I had trouble not recalling the many apparent similarities with the USGA and Fox TV deal in reading today’s rollout of the PGA Championship’s CBS renewal/ESPN television deal.
There is the 11-year deal term, which remains confounding on so many levels given how much more lazily entities perform when not incentivized by an expiring contract.
There is the PGA of America turning to an organization—ESPN—that had all but given up doing golf except for the Masters rights, earned as much through their reach as their devotion to golf.
There is ESPN primarily looking to lock up new content deals to fuel a new product. In the PGA’s case it’s ESPN+ coverage. For Fox with the USGA, it was Fox Sports 1.
There are the usual proclamations of getting special attention to under-covered events like the PGA Junior League which, as we saw with the USGA-Fox deal now just doing 8 of 13 USGA events with no front or back end coverage, fizzled out as the cost and rating realities led to altered intentions.
There are the usual vapid statements about better opportunities to grow the game, etc. The USGA and Fox promised unprecedented opportunities to raise the USGA’s profile for the betterment of the game. The USGA has never been more anonymous or underserved.
And then there is the PGA price tag: a rise from around $22 million annually for the PGA Championship to $70 million according to multiple sources who I spoke to after the deal was announced. Furthermore, CBS has insisted that ESPN pay a higher share of the rights fee, an amazing thing given that CBS gets the prime weekend coverage. So let’s use basic logic and assume ESPN is paying $40 million or so annually to CBS’s $30 million.
So far, not a word has been uttered about how the extra cash in the coffers will benefit the PGA of America membership, nor was there any mention of reducing the horrible commercial and promo overload that has made the PGA Championship golf’s least appealing major on television.
Also intriguing to see will be how deep into the night both networks go for the PGA’s two West Coast playings during the 11 years. Will 60 Minutes have to wait on golf? Will NBA playoffs move to ESPN2?
John Ourand and John Lombardo report for Sports Business Daily on the deal’s known details and players, with the emphasis on ESPN+ and the PGA Championship as a key part of building the budding streaming service.

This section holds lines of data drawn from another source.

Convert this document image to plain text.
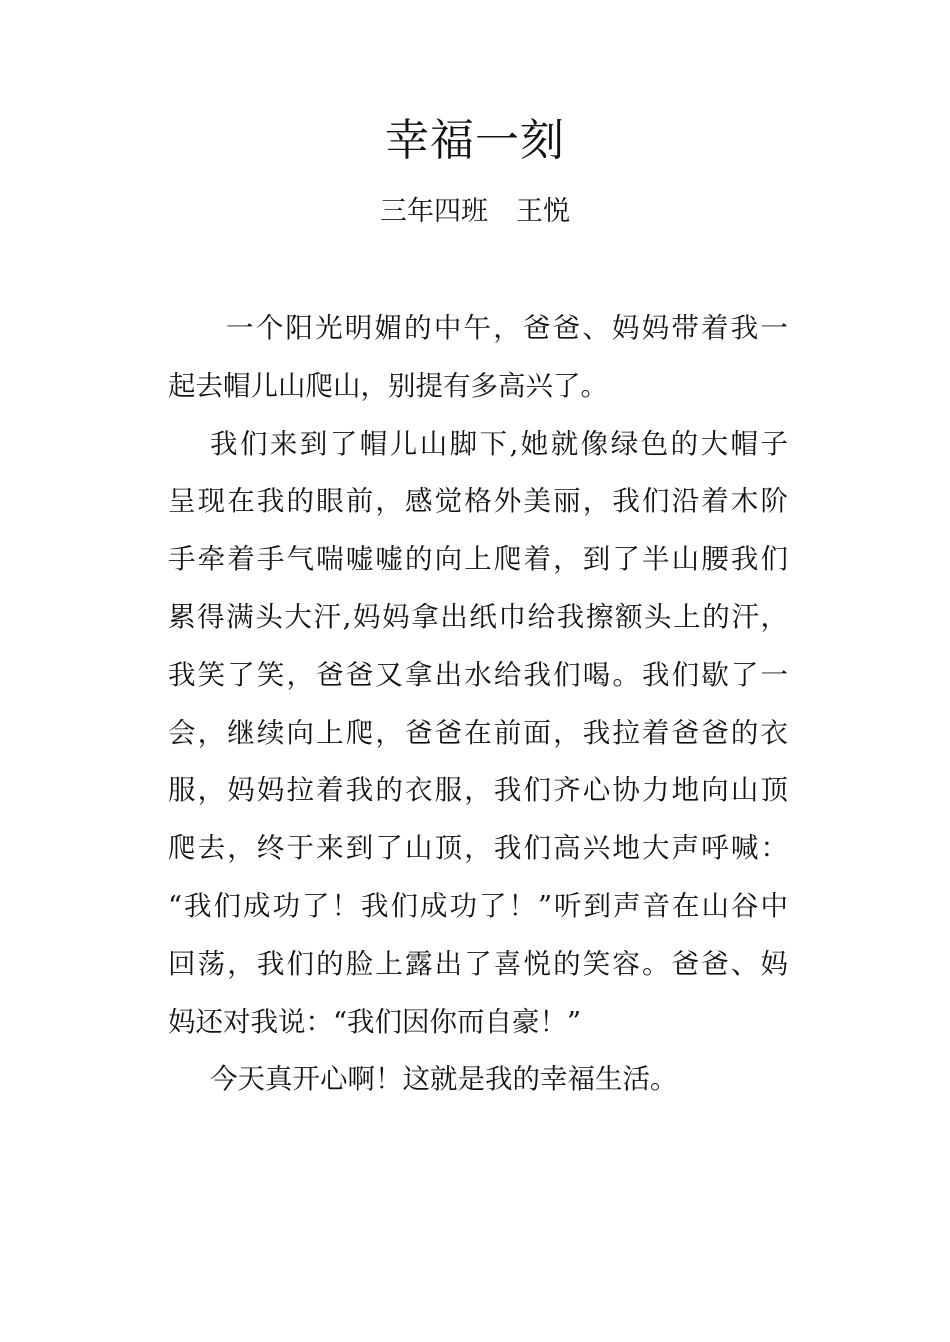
幸福一刻
三年四班 王悦
一个阳光明媚的中午，爸爸、妈妈带着我一
起去帽儿山爬山，别提有多高兴了。
我们来到了帽儿山脚下,她就像绿色的大帽子
呈现在我的眼前，感觉格外美丽，我们沿着木阶
手牵着手气喘嘘嘘的向上爬着，到了半山腰我们
累得满头大汗,妈妈拿出纸巾给我擦额头上的汗，
我笑了笑，爸爸又拿出水给我们喝。我们歇了一
会，继续向上爬，爸爸在前面，我拉着爸爸的衣
服，妈妈拉着我的衣服，我们齐心协力地向山顶
爬去，终于来到了山顶，我们高兴地大声呼喊：
“我们成功了！我们成功了！”听到声音在山谷中
回荡，我们的脸上露出了喜悦的笑容。爸爸、妈
妈还对我说：“我们因你而自豪！”
今天真开心啊！这就是我的幸福生活。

But ESPN also is looking for content to convince people to subscribe to its ESPN+ streaming service. “We’re building a new business in ESPN+. It was ideal for us to have a golf major available for acquisition.” Starting with the ’20 event at Harding Park in S.F., CBS and ESPN will have wall-to-wall coverage (more than 175 hours) during the tournament. CBS will carry weekend afternoon coverage, while ESPN and ESPN+ will carry the Thursday and Friday rounds exclusively. It also will carry weekend rounds before CBS goes on air. Interestingly, while CBS is on air on the weekend, ESPN+ will have live coverage from featured holes and featured groups.
Amazing to think that for 11 years, CBS will yield to ESPN on those digital fronts. Anyway…
There was also this:
ESPN+ also will carry practice rounds before the tournament, press conferences and driving range interviews. ESPN will produce “SportsCenter” from the event. Other aspects of the deal: ESPN will carry the PGA Jr. League Championship starting in Oct. ’20. “That could become a different version of the Little League World Series,” Waugh said.
It could. And probably won’t.
Where this deal could differ from USGA/Fox is in the partnerships: CBS loves golf and has been devoted to covering the game a long time, including the PGA Championship since 1991. The last year saw major technological enhancements to the PGA broadcast. Finally.
ESPN, while clearly stockpiling content ala Fox and FS1, has at times shown great interest in golf and as with its involvement in tennis, figures to go all in to make this work. Many of their top Sportscenter anchors love the game and as Mike McQuade and Rob King’s roles at the network increased, golf coverage has expanded.
Still, eleven years is plenty of time to lose interest and to have little incentive to invest, especially if the parent companies deem the deal a loss leader. Even as Fox has settled into their role handling the USGA events and innovated, the network broke away from live US Amateur golf at Pebble Beach this summer to show golf documentary reruns, presumably because a corporate beancounter wasn’t about to cover overtime pay.
So while danger signs exist for similar headaches that annoy viewers, the PGA of America has diversified their partnerships to now include CBS, ESPN, NBC (Ryder Cup, KPMG LPGA, Senior PGA) and Golf Channel (Ryder Cup, KPMG LPGA, Senior PGA). One hopes they negotiated more outs and opportunities to refine broadcast details in response to changing times or changing corporate cultures.
The next priority for the PGA? Figure out how to take their riches and somehow restore the golf professional to a higher place in the game.